Just to drive home the point with one more creative analogy, what if we all lived like Pinocchio? Technology widening its function at the rate it is, (here I am deliberately avoiding the word “advancing” because not everyone believes the new is a “step forward.”) the choice to allow some of our thoughts and feelings to be revealed only leaves leeway for a very slippery slope of more to eventually become included because technology is not going to revert; only move forward and aim for more specified material.
This pair of approaches to accessing emotional feedback is exactly where society is standing right now –a fork in the road if you will. In addition to visual art, music is an entire activity, and construct of thinking, that thrives on emotional disclosure form nearly every aspect of its existence. The songwriter has feelings that inspire and build a song, a band has feeling that shape a song’s recording and production and then the consumer has feelings that affect whether they like and pursue an ongoing aural relationship with said band. Once that relationship has been established, on some level, it is as though fans are carrying around a portion of their emotions for all to see, in a very plain, transparent manner, capable of being judged, anytime someone take out their music player or cues up a playlist.

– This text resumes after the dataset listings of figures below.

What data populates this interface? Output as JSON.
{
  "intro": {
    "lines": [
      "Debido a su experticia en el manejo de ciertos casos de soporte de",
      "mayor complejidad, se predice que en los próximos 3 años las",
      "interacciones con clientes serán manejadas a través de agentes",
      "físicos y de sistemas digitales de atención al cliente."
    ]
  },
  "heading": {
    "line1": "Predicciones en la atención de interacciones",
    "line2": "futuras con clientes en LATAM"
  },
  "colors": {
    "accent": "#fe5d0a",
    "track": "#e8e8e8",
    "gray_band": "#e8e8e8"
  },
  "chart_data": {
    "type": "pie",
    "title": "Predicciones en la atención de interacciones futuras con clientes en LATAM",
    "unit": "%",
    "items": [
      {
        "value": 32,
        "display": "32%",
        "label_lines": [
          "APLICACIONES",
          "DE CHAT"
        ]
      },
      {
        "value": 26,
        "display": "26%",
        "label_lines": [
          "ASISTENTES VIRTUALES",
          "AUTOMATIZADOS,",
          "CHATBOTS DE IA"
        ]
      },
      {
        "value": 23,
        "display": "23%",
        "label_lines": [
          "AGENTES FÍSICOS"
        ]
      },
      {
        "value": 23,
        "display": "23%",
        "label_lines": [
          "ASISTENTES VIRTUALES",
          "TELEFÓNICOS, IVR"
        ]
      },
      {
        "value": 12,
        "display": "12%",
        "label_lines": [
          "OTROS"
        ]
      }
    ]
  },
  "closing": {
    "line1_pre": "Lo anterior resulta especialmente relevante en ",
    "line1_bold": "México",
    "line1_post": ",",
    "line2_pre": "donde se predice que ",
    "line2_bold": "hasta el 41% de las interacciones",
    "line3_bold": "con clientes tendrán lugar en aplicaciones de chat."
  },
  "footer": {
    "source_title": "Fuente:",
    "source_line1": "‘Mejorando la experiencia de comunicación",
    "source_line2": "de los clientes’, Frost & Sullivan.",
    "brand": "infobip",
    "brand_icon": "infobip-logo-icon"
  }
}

However, even then, people can still find respite in the fact that no one knows the full, detailed reason we include a specific artist in our publicly viewable music players. The artist or group’s emotion that is intended for delivery upon listening (which makes associating with them partially like resigning oneself to a defined category,) otherwise boiling down to a personality element derived from a single genre classification, is certainly one factor that gets attached to listeners as a sensibly perceived reflection of our own emotions, mindsets or ideals. Yet, that does not necessarily HAVE to be the reason or even a reason, so therefore, some secrecy, gray area and option of choice for disclosure remain.
In this way, regardless of how discombobulated the industry’s working for profit, music (and its consumption) are right now, each continue to stand as entities that inherently manage a compromise between deliberate, trackable, emotional revelation and wanting to retain concepts like abstraction and unrestricted or undefined appeal. Music is like the “other, please specify” in the old school survey and the “hipster” in the metaphorical crowd of people that make up consumers and who the music industry’s advertisers believe can be intentionally molded and directed to fit a specific inventory or profit margin agenda.
That said, at least when it comes to music, maybe we have nothing to worry about, even if we should eventually, actually wear, our musical hearts on our sleeves?